Friday, 14 October 2016
Question 4 opponents: Legal marijuana will increase traffic deaths
By Colin A. Young
BOSTON -- The campaign working to block marijuana legalization in Massachusetts on Thursday urged voters to consider the effect legal pot would have on the state's roadways, saying Question 4 "will result in more tragic traffic deaths on our roads."
The Campaign for a Safe and Healthy Massachusetts on Thursday levied an attack against Yes on 4, the group promoting legalization, charging the group with deceiving voters on the traffic safety implications of Question 4.
"Instead of deceiving voters and attacking facts, the Yes on 4 campaign should come clean and admit what is plainly obvious -- that passing Question 4 will result in more tragic traffic deaths on our roads," Nick Bayer, campaign manager for Safe and Healthy Massachusetts, said in a statement.
Question 4 would legalize marijuana possession and use for adults 21 and older, charge a 3.75 percent excise tax on sales of marijuana, and set up a Cannabis Control Commission to regulate the new industry.
The Safe and Healthy Mass. campaign pointed to studies in Washington and Colorado -- states that legalized marijuana in 2012 -- that found an increase in traffic deaths after marijuana became available legally.
The AAA Foundation for Traffic Safety released a study in May showing that the percentage of drivers involved in fatal crashes who recently used marijuana more than doubled from 8 percent to 17 percent between 2013 and 2014. One in six drivers involved in a fatal crash in Washington in 2014 had recently used the drug, according to the foundation.
And a report from the Rocky Mountain High Intensity Drug Trafficking Area -- an organization of federal, state and local law enforcement agencies -- reported a 62 percent increase in "marijuana-impaired traffic fatalities" in Colorado since marijuana became legal in that state.
Yes on 4 has previously questioned the credibility of data from the Rocky Mountain High Intensity Drug Trafficking Area, and on Thursday said its "prohibitionist opponents" were using the data to try to scare voters "with more reefer-madness nonsense."

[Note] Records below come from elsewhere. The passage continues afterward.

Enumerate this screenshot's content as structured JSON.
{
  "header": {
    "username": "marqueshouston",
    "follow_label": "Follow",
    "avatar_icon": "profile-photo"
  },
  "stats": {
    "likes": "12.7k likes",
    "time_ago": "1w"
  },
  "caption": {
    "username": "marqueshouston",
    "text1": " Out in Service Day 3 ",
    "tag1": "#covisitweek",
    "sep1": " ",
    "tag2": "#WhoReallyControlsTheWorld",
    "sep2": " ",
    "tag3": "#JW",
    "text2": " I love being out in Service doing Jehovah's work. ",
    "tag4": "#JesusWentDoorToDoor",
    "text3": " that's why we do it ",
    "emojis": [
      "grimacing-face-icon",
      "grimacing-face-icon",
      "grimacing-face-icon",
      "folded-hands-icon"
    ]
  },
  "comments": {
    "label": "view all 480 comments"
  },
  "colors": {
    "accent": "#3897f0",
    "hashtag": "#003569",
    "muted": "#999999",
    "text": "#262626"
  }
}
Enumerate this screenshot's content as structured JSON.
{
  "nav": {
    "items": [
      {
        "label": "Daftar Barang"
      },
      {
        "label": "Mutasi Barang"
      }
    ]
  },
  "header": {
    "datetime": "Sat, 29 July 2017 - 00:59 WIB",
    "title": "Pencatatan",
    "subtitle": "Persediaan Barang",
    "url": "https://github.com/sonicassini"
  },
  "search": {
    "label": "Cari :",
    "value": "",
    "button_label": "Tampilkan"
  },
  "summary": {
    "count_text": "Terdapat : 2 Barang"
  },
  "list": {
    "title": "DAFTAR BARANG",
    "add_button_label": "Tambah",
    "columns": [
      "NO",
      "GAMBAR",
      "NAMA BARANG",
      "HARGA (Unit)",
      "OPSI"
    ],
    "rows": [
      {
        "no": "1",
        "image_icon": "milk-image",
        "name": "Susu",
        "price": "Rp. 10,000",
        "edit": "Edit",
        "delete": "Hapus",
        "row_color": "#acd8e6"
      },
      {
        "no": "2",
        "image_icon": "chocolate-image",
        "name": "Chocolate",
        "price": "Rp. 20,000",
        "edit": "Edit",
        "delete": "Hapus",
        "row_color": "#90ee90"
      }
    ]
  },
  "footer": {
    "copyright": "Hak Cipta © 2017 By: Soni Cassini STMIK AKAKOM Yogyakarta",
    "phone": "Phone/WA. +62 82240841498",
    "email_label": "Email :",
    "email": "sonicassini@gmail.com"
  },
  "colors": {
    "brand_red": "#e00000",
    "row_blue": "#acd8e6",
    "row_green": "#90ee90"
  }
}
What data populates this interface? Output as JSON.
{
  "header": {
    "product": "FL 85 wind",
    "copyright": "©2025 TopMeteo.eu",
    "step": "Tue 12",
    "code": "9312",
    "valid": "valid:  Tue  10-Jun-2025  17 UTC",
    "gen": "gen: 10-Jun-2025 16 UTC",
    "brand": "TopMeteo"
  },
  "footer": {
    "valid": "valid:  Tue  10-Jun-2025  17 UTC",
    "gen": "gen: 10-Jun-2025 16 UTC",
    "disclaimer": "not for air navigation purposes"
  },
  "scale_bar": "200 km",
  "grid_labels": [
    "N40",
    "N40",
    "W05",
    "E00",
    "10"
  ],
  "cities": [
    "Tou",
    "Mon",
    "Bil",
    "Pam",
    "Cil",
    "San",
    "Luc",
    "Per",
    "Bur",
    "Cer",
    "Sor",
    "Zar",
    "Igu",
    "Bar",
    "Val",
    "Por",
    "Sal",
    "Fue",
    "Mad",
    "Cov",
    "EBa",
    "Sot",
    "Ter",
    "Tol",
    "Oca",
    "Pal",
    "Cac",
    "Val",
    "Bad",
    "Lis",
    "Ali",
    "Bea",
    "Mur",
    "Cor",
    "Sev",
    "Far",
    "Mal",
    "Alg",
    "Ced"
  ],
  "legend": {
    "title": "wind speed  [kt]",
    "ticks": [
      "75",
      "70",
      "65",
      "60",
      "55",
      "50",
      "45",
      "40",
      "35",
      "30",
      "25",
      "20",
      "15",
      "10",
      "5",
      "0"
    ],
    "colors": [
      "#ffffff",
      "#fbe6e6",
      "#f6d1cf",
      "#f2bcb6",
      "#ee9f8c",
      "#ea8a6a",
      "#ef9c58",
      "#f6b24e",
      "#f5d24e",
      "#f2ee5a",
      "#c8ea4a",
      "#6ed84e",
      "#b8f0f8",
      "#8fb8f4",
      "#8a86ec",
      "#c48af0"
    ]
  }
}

"No government studies from Colorado or any other legal state show an increase in traffic deaths due to marijuana use. In fact, 2015 OUI marijuana arrests in Colorado actually went down compared to 2014," Jim Borghesani, communications director for Yes on 4, said. "There is a reason why voters in Colorado and other legal states are more supportive of their tax-and-regulate systems now than when they were originally passed - because they're working."
Yes on 4 has previously discredited the data by citing testimony that Andrew Freedman, the director of the Colorado governor's Office of Marijuana Coordination, gave to the Vermont House Judiciary Committee earlier this year.
"With greater enforcement and more miles on the road, if anything we would have expected an increase of citations over the course of 2015 and we saw a flat line of citations," Freedman said, according to Vermont TV station NBC 5.
The Safe and Healthy Mass. campaign -- led by Gov. Charlie Baker, Boston Mayor Martin Walsh, Attorney General Maura Healey and House Speaker Robert DeLeo -- also called out legalization proponents for not addressing the current lack of a roadside test for police officers to test drivers for marijuana impairment.
"They also should answer the question of why their ballot question does absolutely nothing to address the inevitable increase in impaired driving and the lack of any roadside test to detect it," Bayer said in the statement. "This is another reason why Question 4 is the wrong proposal at the wrong time, and voters should vote no and send this back to the drawing board."
Will Luzier, a former assistant attorney general who now serves as campaign manager for the Yes on 4 ballot drive, told the News Service last month, "The concern about (operating under the influence) is unfounded because by the time this becomes fully implemented there will be a roadside device to test impairment."
Researchers at Stanford University last month announced that they have developed and are testing a "potalyzer" -- a device that could detect THC molecules in saliva and report the level of THC in the saliva within three minutes.